Check your Body Mass Index before you ditch your contraceptives. If it is within the normal range, you can go right ahead. If you are close to the normal range, then you can work on putting on weight or shedding it while you wait for your folic acid to kick in. You don’t need to delay trying to conceive while you work on your weight unless you are very underweight or fall within the obese range. Talk to your doctor for further advice.
Regular exercise is important to anyone. If you are a woman who is trying to conceive or going to soon, working out at least three times a week will ensure that you go into your pregnancy as fit as you possibly can. Work on your muscles (including abs), but also on your stamina through cardio exercises. Women who are fit during pregnancy feel better and recover from pregnancy, labor and birth faster. Exercise also keeps you from putting too much weight on while you are expecting — but steer clear of dangerous, high-impact sports.
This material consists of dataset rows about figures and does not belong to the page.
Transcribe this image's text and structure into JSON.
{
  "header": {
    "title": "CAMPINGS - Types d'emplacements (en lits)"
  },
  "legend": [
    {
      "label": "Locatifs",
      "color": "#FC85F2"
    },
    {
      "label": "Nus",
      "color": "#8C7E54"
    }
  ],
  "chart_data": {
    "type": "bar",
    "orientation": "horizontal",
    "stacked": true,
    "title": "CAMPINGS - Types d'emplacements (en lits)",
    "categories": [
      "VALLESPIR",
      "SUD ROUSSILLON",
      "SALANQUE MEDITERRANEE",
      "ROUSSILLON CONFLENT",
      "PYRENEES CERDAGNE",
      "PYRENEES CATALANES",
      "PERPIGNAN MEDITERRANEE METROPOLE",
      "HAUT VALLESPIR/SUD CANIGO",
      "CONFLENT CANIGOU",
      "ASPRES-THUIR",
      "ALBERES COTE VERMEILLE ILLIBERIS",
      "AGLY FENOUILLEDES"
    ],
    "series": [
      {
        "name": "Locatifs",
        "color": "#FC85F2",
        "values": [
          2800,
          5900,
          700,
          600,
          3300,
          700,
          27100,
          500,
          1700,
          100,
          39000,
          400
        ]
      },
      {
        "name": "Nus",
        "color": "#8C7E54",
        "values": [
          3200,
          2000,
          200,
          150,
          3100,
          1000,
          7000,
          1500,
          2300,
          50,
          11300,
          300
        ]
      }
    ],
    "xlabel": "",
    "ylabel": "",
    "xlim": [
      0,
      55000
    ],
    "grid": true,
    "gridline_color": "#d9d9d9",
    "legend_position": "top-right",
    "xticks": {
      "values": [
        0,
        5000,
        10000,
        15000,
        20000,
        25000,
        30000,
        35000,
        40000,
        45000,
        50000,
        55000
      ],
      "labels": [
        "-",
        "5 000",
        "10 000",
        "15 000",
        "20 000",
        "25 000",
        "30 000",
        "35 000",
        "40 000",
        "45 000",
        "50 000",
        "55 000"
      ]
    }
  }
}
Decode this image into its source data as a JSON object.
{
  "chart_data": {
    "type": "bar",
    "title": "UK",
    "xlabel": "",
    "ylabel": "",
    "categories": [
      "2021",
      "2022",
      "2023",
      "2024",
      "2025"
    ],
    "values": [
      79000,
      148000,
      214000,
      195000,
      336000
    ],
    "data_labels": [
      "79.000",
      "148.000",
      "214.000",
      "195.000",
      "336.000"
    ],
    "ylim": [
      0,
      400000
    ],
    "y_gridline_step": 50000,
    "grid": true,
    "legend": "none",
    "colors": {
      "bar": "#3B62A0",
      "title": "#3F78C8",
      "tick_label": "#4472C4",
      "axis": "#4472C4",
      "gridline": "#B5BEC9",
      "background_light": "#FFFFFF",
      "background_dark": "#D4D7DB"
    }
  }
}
Do I need to see a doctor before I get pregnant?
Yes, ideally. A preconception checkup for both partners make sure that any obvious health problems are identified before you get pregnant. Sexually transmitted diseases, blood pressure problems, and nutritional deficiencies are obvious areas that need attention. There is nothing quite like knowing you are all good to go, and you can just be happy when you see that positive pregnancy test.
Do I need to tack my menstrual cycles?
No. You can get pregnant if you have regular intercourse, regardless of whether you track your menstrual cycles. Research shows that couples who have sex every day actually have the highest chance of getting pregnant during any given month. However, many women find it useful to monitor their cycles. Ovulation calendars, ovulation predictor kits, fertility charting and monitoring cervical mucus are all ways to find out when you are fertile.
Knowing your ovulate date makes you feel in control of your TTC journey, and can help you plan intercourse if you and your partner have busy work schedules.
Don’t spend too much time on this, though. Reading about pregnancy and parenting may be better ways to spend your time in the long run.